In an editorial published Wednesday, the Louisville Courier-Journal skewered McConnell for failing to adequately explain why Kentucky reporter Joe Sonka, who writes for the alternative-weekly Louisville Eccentric Observer, was refused entry to a Monday press conference by Jesse Benton, McConnell’s campaign manager.

According to Sonka’s Twitter feed and a blog he wrote outlining his interactions with the campaign, as well as a Courier-Journal report, Sonka was further denied entry by a Louisville police officer.

“It must be terrifying to be a public official and be confronted by reporters who want to ask tough questions that you would rather avoid,” the editorial reads.

“But Kentucky's senior Sen. Mitch McConnell, who as Senate minority leader is one of the most powerful Republicans in Washington, has found a novel solution. Police protection.”

Asked at the press conference why Sonka was kept out, McConnell reportedly said he didn’t know, “giving some credibility to critics who accuse him of being out of touch,” the editorial board writes.

Benton initially said Sonka was barred from the event because other unnamed reporters objected to him asking questions. He later said it was because the event was meant to be an “intimate question and answer session,” to which Sonka was not invited.

Sonka himself told the Courier-Journal that he believed McConnell’s team was “afraid I was going to ask him a question that he was going to have difficulty with.” The campaign had previously asked Sonka to leave another event, in February, but he was allowed back in by the owner of the business hosting the event.

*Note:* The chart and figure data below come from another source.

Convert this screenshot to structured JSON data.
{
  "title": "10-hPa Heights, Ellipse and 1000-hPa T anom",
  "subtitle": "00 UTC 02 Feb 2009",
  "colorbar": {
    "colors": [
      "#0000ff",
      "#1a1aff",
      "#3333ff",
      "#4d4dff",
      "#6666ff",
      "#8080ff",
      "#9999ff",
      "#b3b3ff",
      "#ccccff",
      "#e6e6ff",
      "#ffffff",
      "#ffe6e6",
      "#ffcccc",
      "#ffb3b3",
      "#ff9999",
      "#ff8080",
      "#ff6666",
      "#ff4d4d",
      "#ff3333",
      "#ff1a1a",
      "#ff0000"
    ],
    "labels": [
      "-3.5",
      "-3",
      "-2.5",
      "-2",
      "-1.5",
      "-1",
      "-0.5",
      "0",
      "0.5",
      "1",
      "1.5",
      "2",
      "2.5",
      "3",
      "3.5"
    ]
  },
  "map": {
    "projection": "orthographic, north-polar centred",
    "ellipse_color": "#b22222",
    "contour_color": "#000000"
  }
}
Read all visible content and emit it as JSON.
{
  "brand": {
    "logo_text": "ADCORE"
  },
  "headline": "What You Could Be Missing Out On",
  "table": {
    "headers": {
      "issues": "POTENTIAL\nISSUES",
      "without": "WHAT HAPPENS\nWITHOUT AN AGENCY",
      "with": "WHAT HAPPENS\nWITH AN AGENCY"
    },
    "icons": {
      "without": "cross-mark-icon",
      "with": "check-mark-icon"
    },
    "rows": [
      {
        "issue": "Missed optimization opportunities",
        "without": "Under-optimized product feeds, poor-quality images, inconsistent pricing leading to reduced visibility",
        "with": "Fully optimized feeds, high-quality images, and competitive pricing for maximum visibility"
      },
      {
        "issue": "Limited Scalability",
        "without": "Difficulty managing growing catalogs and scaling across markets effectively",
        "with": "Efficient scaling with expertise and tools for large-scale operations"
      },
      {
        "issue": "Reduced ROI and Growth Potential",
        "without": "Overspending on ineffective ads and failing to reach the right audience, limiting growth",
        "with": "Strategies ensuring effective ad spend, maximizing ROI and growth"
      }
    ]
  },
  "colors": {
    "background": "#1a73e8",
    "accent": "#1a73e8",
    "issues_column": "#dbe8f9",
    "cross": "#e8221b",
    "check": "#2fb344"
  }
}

“Mr. McConnell could clear this up. But he's an expert at avoiding questions,” the editorial reads.
It closes: “Now he has the police helping him.”

McConnell is a top target for Democrats this cycle due to his persistent unpopularity in the state, and he's facing both a primary challenger in businessman Matt Bevin and is expected to face Kentucky Secretary of State Alison Lundergan Grimes in the general election.